Don Brodeur, Sean’s uncle, said the day is special.

“It’s a nice time to catch up with the family,” he said, greeting his wife Karen after the walk. The walk is different from other fundraisers, he said, because all the money raised goes to research.

Judy Teel of Salem, sporting short pink hair and pink accessories, has walked the marathon 12 times with Pam’s Pink Posse team. This year, she took some breaks during the 26.2 walk and caught a few rides along the way, but walked proudly through the balloon arch raising her hands in victory. She walks, and will continue to walk, because breast cancer affects so many people, and not just the one battling the disease, she said, but family, friends and the community.

“It’s a fabulous day,” she said. “All the love you feel today is great. It’s just a great feeling.”

Janice Kmetz of Deep River, walked with 13 members of her Pink Cosmos team.

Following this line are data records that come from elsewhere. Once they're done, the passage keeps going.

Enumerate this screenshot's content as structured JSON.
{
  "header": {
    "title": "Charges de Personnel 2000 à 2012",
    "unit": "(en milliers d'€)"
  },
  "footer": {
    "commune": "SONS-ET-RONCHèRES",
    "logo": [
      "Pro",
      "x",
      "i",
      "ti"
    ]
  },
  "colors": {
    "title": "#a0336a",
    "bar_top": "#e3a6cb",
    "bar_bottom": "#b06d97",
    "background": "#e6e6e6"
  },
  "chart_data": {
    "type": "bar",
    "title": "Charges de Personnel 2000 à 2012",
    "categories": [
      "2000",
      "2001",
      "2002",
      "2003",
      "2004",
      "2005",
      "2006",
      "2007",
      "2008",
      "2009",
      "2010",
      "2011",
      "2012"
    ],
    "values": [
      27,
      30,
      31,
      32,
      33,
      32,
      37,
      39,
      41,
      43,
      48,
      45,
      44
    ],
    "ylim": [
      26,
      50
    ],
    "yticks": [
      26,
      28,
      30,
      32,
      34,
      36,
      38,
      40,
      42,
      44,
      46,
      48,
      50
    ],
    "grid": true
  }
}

Over the years she has raised more than $16,000 for the Brodeur Foundation.

“It’s such a great organization,” she said. “They don’t take any of the money for administrative costs. It gives 100 percent to research. I love that.”

Anne Ogden, the honorary walk chair, spoke during closing ceremonies sharing her journey with breast cancer. During the past few months, she has shared her words and images on the Brodeur Foundation website and through social media, encouraging others to support those newly diagnosed with cancer and to help them live their best life. Click here to read Anne’s speech. Click here to view video

She walked the 5K with her team she called Anne’s Angels.

“If someone you know just found out they have cancer, be genuine, supportive and help them get in touch with others who understand,” she said. “Because in the very beginning when you are faced with this hurricane, talking to others who get it – will be the best support.

“Believe me, we all find a way to get through each phase. Along the way, there are feelings of sadness, isolation, confusion, and even anger as you face each day because it’s a grieving process for what was, and an adaptation to what is, no matter how the pendulum swings.”

Survivors were handed pink carnations at the conclusion of the ceremony.